Livy is an open source Apache licensed REST web service for managing long running Spark Contexts and submitting Spark jobs. It is a joint development effort by Cloudera and Microsoft. Livy solves a fundamental architectural problem that plagued previous attempts to build a Rest based Spark Server: instead of running the Spark Contexts in the Server itself, Livy manages Contexts running on the cluster managed by a Resource Manager like YARN. This enables proper fault-tolerance, high availability, session isolation, scalability and security. Livy also provides multiple modes of interaction: REST based jar submission, a thin java client for fine grained job submission and result retrieval, as well as submission of code snippets in string form. Thus Livy enables interactive Applications as well as interactive Notebooks like Jupyter, to leverage a remote Spark cluster. In fact, Livy already powers a Spark backend for Jupyter notebooks on HDIInsight Service on Microsoft Azure, which we will demo during our talk. In addition to the demo, in our talk we will describe Livy’s API, architecture and future roadmap.

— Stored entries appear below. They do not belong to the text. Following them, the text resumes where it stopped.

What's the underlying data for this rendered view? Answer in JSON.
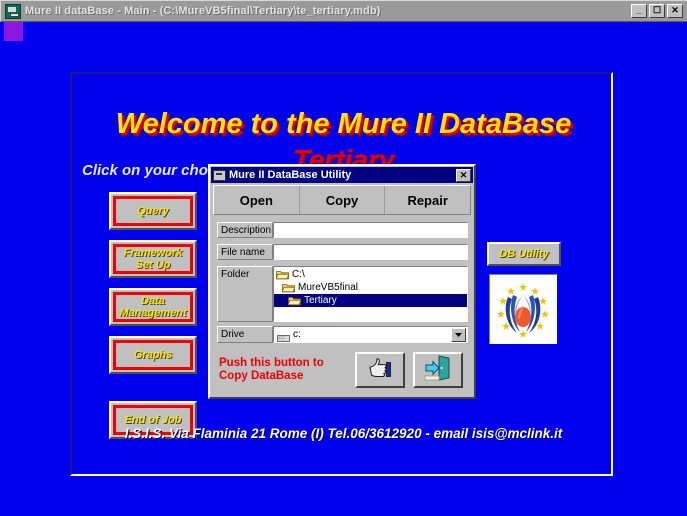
{
  "window": {
    "title": "Mure II dataBase - Main - (C:\\MureVB5final\\Tertiary\\te_tertiary.mdb)",
    "icon": "database-app-icon",
    "controls": {
      "minimize": "_",
      "maximize": "☐",
      "close": "✕"
    }
  },
  "main": {
    "welcome_title": "Welcome to the Mure II DataBase",
    "welcome_subtitle": "Tertiary",
    "prompt": "Click on your choice",
    "footer": "I.S.I.S. Via Flaminia 21 Rome (I) Tel.06/3612920 - email isis@mclink.it",
    "nav_buttons": [
      {
        "id": "query",
        "label": "Query"
      },
      {
        "id": "framework",
        "label": "Framework\nSet Up"
      },
      {
        "id": "data",
        "label": "Data\nManagement"
      },
      {
        "id": "graphs",
        "label": "Graphs"
      },
      {
        "id": "endofjob",
        "label": "End of Job"
      }
    ],
    "db_utility_label": "DB Utility",
    "logo": "eu-laurel-flame-logo",
    "occluded_marks": [
      "’’",
      "’’"
    ]
  },
  "dialog": {
    "title": "Mure II DataBase Utility",
    "icon": "utility-icon",
    "close_label": "✕",
    "tabs": [
      {
        "id": "open",
        "label": "Open"
      },
      {
        "id": "copy",
        "label": "Copy"
      },
      {
        "id": "repair",
        "label": "Repair"
      }
    ],
    "active_tab": "copy",
    "fields": {
      "description": {
        "label": "Description",
        "value": "",
        "placeholder": ""
      },
      "file_name": {
        "label": "File name",
        "value": "",
        "placeholder": ""
      },
      "folder": {
        "label": "Folder"
      },
      "drive": {
        "label": "Drive",
        "value": "c:"
      }
    },
    "folder_items": [
      {
        "label": "C:\\",
        "indent": 0,
        "selected": false,
        "icon": "folder-open-icon"
      },
      {
        "label": "MureVB5final",
        "indent": 1,
        "selected": false,
        "icon": "folder-open-icon"
      },
      {
        "label": "Tertiary",
        "indent": 2,
        "selected": true,
        "icon": "folder-open-icon"
      }
    ],
    "copy_hint": "Push this button to\nCopy DataBase",
    "confirm_icon": "thumbs-up-icon",
    "exit_icon": "exit-door-icon"
  },
  "colors": {
    "desktop_blue": "#0000ee",
    "title_yellow": "#ffe400",
    "title_red": "#e00000",
    "accent_red": "#ee0000",
    "dialog_titlebar": "#000080",
    "face_gray": "#c0c0c0"
  }
}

Anand Iyer is a senior product manager at Cloudera. His primary areas of focus are platforms for real-time streaming, apache spark, and tools for data ingestion into hadoop. Before joining Cloudera, he worked as an engineer at LinkedIn, where he applied machine learning techniques to improve the relevance and personalization of LinkedIn's Feed. Anand has extensive experience in leveraging big data platforms to deliver products that delight customers. He has a master's in computer science from Stanford and a bachelor's from the University of Arizona.
Pravin Mittal is a Principal Development Manager in the HD Insight group at Microsoft, owning Spark and Hbase Service. Over the past 15 years, he has worked as developer/manager for the Database kernel and storage, SQL Azure VM Service, In-memory Hekaton and SQL Performance teams.